Of the physicians in our study who reported that they had never referred a patient for an indication of hereditary breast cancer, a majority (59%) indicated that they had no need for such services, irrespective of practice location. It is difficult to discern whether this is truly the case or whether these physicians simply lack an understanding of the purpose and potential benefits of genetic services for hereditary breast cancer. This result is concerning based on a recent study by Hughes et al., 35 which estimated that 6% of women in a primary care setting have a significant family history of breast and/or ovarian cancer and warrant intensive evaluation. Past studies have demonstrated that physicians in multiple specialties admit a lack of confidence in their role in cancer genetic services, as well as low levels of understanding of cancer genetics. 20,25,26 Our results provide further evidence for the need to educate community physicians about their role in provision of genetic services and to raise awareness about the purpose and potential benefits of genetic services for hereditary breast cancer.

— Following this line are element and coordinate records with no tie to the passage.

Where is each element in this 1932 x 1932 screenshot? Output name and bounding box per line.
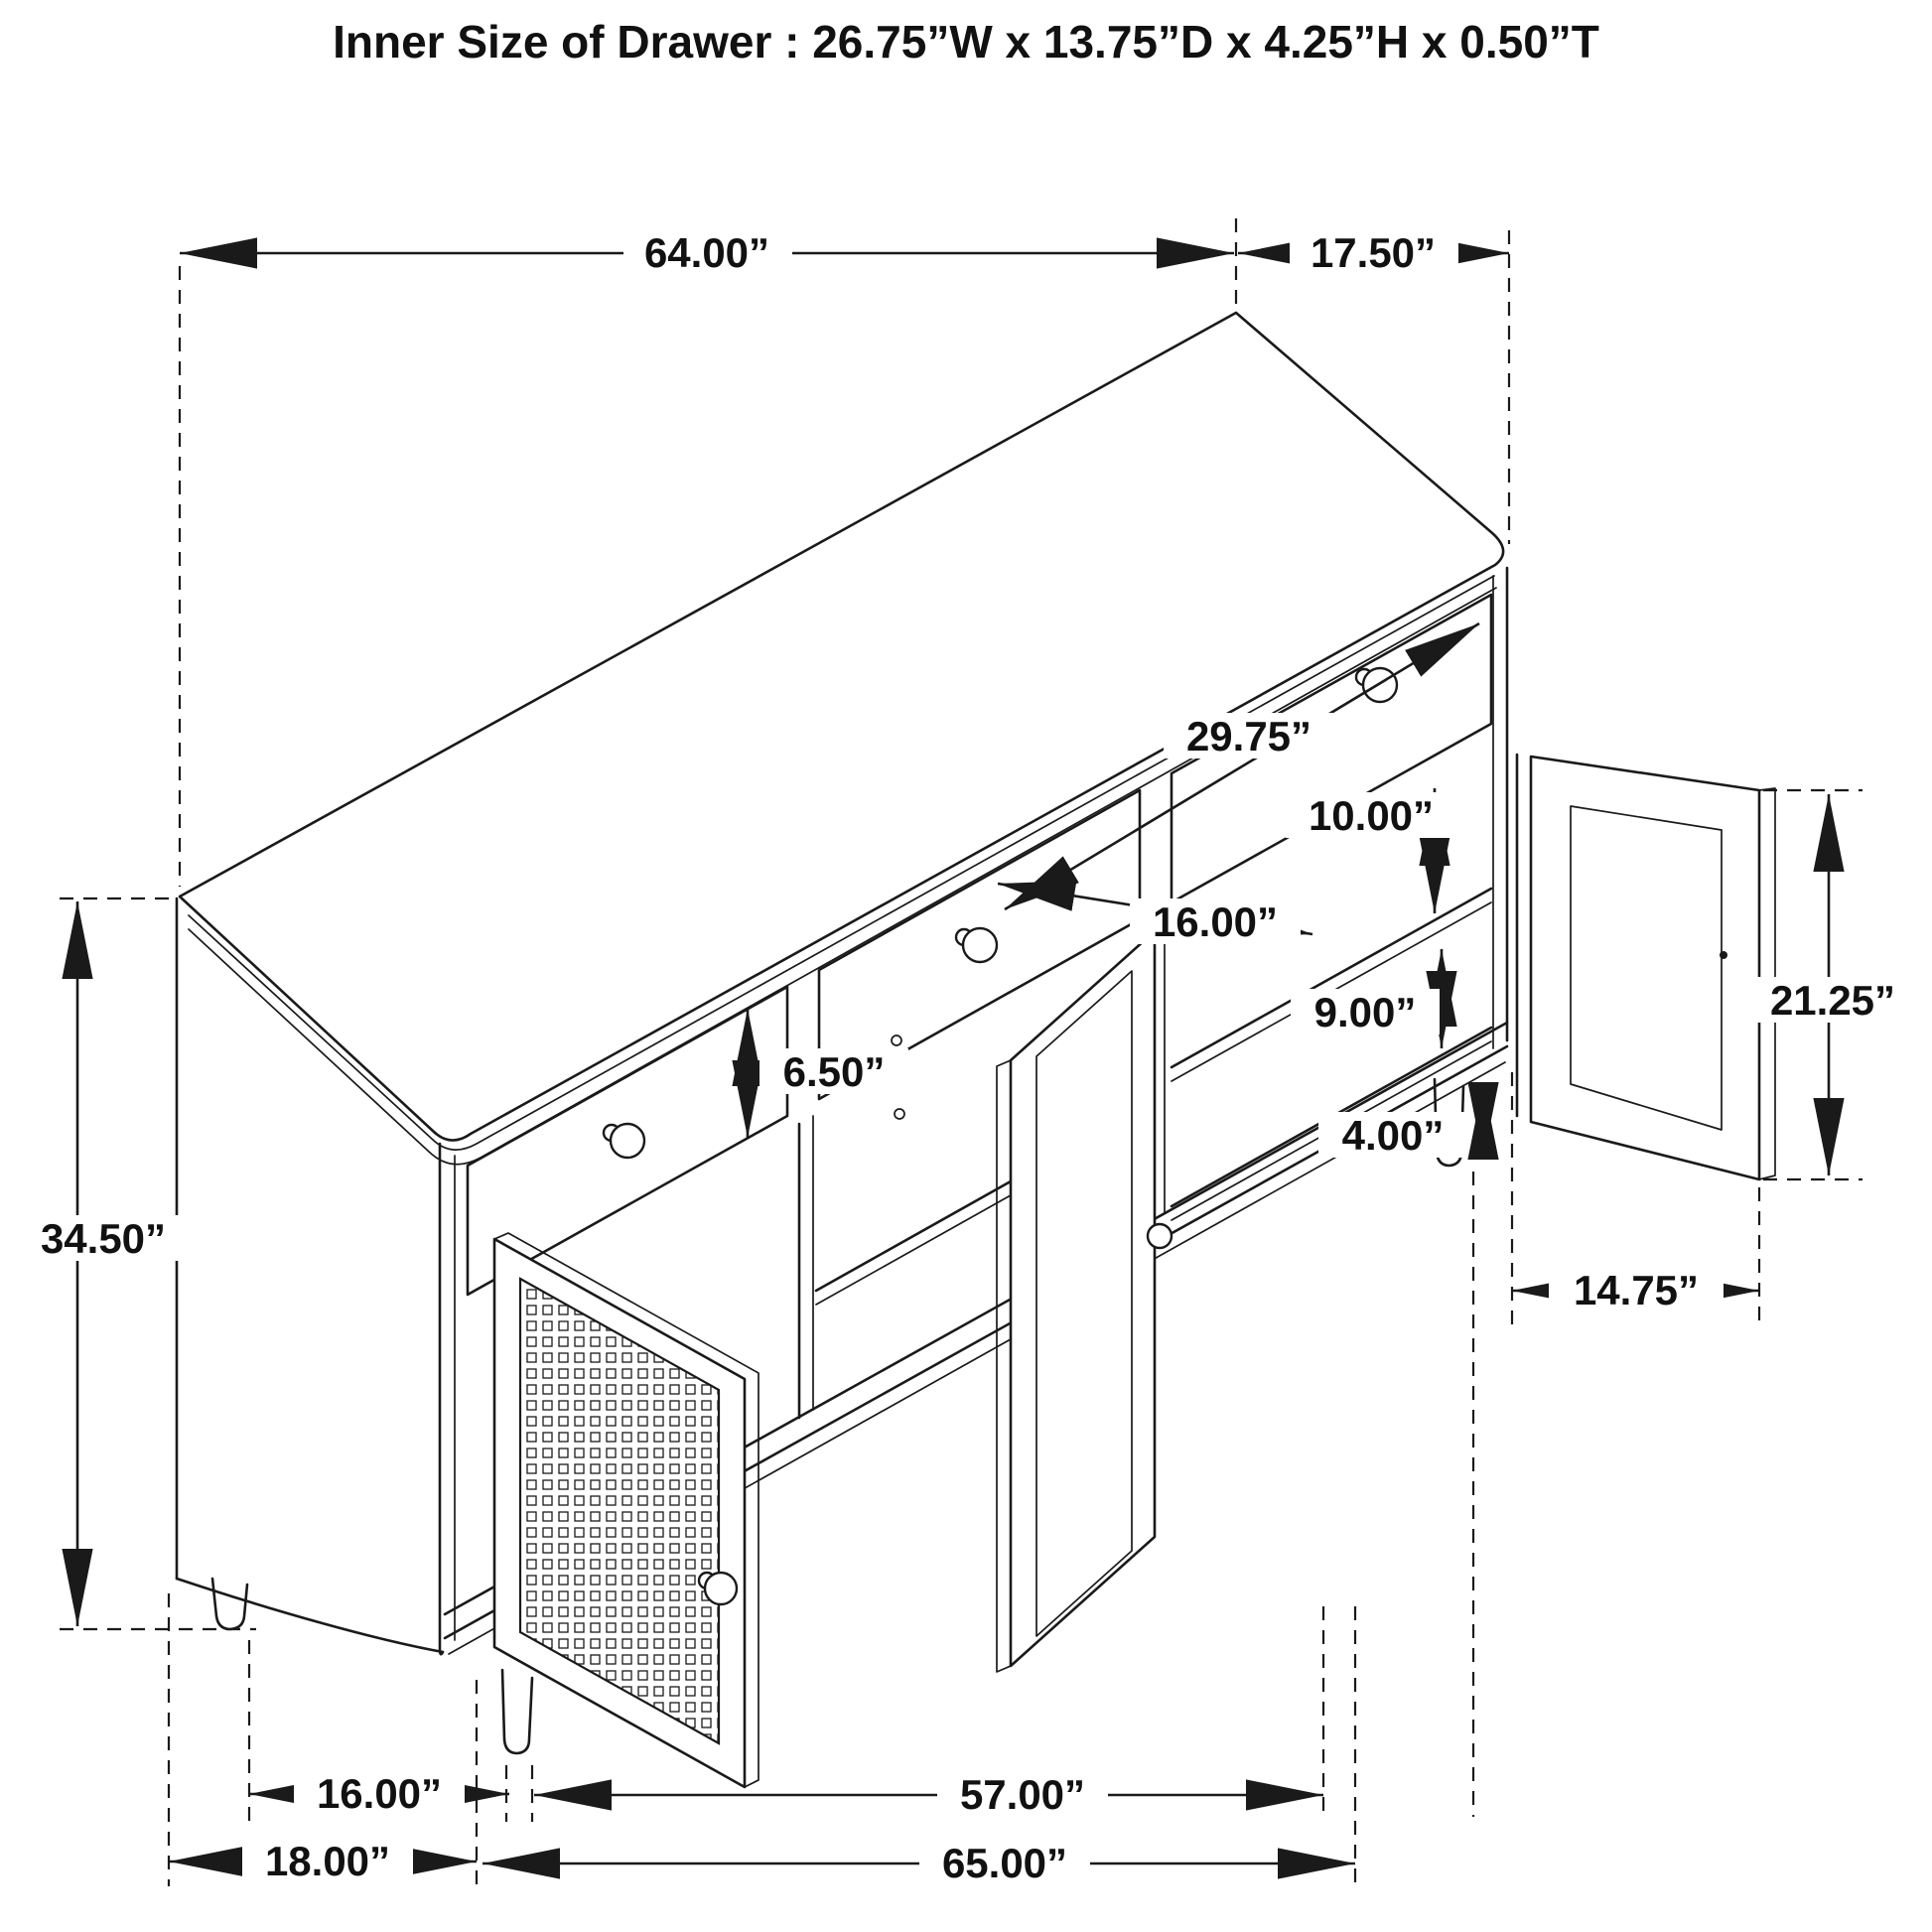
cane-door-open bbox=[494, 1233, 759, 1787]
dim-label-door-width: 14.75” bbox=[1574, 1267, 1699, 1313]
dim-label-door-height: 21.25” bbox=[1770, 977, 1895, 1024]
cane-door-knob bbox=[705, 1573, 737, 1604]
right-door-knob-dot bbox=[1720, 951, 1727, 959]
shelf-pin-hole bbox=[892, 1035, 901, 1045]
dim-middle-opening-width: 16.00” bbox=[998, 884, 1312, 945]
dim-label-drawer-opening-width: 29.75” bbox=[1186, 713, 1311, 759]
middle-door-open bbox=[997, 931, 1172, 1672]
dim-label-leg-height: 4.00” bbox=[1342, 1112, 1445, 1159]
cabinet-drawing bbox=[177, 313, 1775, 1787]
dim-label-top-width: 64.00” bbox=[644, 229, 769, 276]
dim-door-width: 14.75” bbox=[1473, 1072, 1759, 1817]
front-left-leg bbox=[502, 1670, 532, 1753]
dim-label-lower-shelf-gap: 9.00” bbox=[1314, 989, 1417, 1035]
partition-left bbox=[799, 1116, 813, 1418]
dim-upper-shelf-gap: 10.00” bbox=[1286, 788, 1456, 913]
drawer-2-knob bbox=[963, 928, 997, 962]
dim-label-drawer-front-height: 6.50” bbox=[783, 1048, 886, 1095]
page-title: Inner Size of Drawer : 26.75”W x 13.75”D… bbox=[333, 16, 1599, 68]
dim-overall-height: 34.50” bbox=[18, 898, 256, 1629]
dim-label-middle-opening-width: 16.00” bbox=[1153, 898, 1278, 945]
dim-door-height: 21.25” bbox=[1743, 790, 1922, 1179]
drawer-1-knob bbox=[611, 1124, 644, 1158]
dim-lower-shelf-gap: 9.00” bbox=[1291, 949, 1442, 1048]
drawer-3-knob bbox=[1363, 668, 1397, 702]
dim-label-floor-width-overall: 65.00” bbox=[942, 1840, 1067, 1886]
dim-label-overall-height: 34.50” bbox=[41, 1215, 166, 1262]
middle-door-knob bbox=[1148, 1224, 1172, 1248]
dim-label-top-depth: 17.50” bbox=[1311, 229, 1436, 276]
rear-left-leg bbox=[212, 1579, 247, 1629]
dim-label-upper-shelf-gap: 10.00” bbox=[1309, 792, 1434, 839]
drawing-canvas: Inner Size of Drawer : 26.75”W x 13.75”D… bbox=[0, 0, 1932, 1932]
dim-leg-height: 4.00” bbox=[1318, 1082, 1483, 1160]
dim-label-floor-width-legs: 57.00” bbox=[960, 1771, 1085, 1818]
dim-drawer-front-height: 6.50” bbox=[748, 1009, 908, 1138]
right-door-open bbox=[1517, 755, 1775, 1179]
dim-label-floor-leg-spacing: 16.00” bbox=[317, 1770, 442, 1817]
shelf-pin-hole bbox=[895, 1109, 904, 1119]
dim-label-floor-depth: 18.00” bbox=[265, 1838, 390, 1884]
cabinet-dimension-diagram: Inner Size of Drawer : 26.75”W x 13.75”D… bbox=[0, 0, 1932, 1932]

One limitation to this study was the retrospective grouping of physicians into clinical practice location groups based on self-reported descriptor of practice. However, we tested the validity of our clinical practice groups by comparing physicians who met our objective definition of rural- or urban/suburban-practice, based on their county and zip code of practice, to their self-reported practice location descriptor. Among rural-practice, there was a 91% concordance in physician self-categorization of practice location with our objective criteria and among urban/suburban-practice there was a 98% concordance. A second limitation was an overall response bias for physicians with greater interest and experience in hereditary breast cancer. However, this bias would cause a consistent overestimation of referral frequencies among all study groups, and therefore, our conclusions remain valid. Lastly, the referral practices and attitudes of physicians in this study may not be generalizable to all regions based on differences in the delivery of cancer genetics services, distance to genetics services, and patient populations.

Conclusions

This study demonstrates that women residing in rural areas of Ohio's tri-state region have unequal access to genetic services for hereditary breast cancer. Our results suggest that if genetic service providers seek to increase referrals for hereditary breast cancer among rural-practice physicians, effective strategies include establishing rural cancer genetics outreach clinics, increasing educational interventions, and raising awareness of genetic services among referring physicians, as well as patients.

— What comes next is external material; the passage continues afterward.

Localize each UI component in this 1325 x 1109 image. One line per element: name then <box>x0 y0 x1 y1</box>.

This study also demonstrates that a majority of physicians who have never referred patients for hereditary breast cancer evaluation report having no need for such services. Based on traditional measures of health care efficacy in survival and disease prevention, the long-term benefit of most screening and cancer risk reduction strategies in BRCA carriers are yet unproven. However, the sole value of genetic services may not lie in the traditional definition of efficacy. Studies of the long-term outcome of genetic services for hereditary breast cancer have demonstrated benefits among at-risk women regarding decision-making about prophylactic surgery, compliance with screening recommendations, increased knowledge, decreased anxiety, increased accuracy of risk perception, and improved communication with family members. 3639 Before genetics professionals can focus on increasing physician referrals, studies are needed to assess the value physicians place on these nontraditional benefits of health services. In addition, large prospective trials of the cancer surveillance and risk-reduction options for high risk women are needed in order to further prove the benefit of genetic services for hereditary breast cancer in the traditional sense.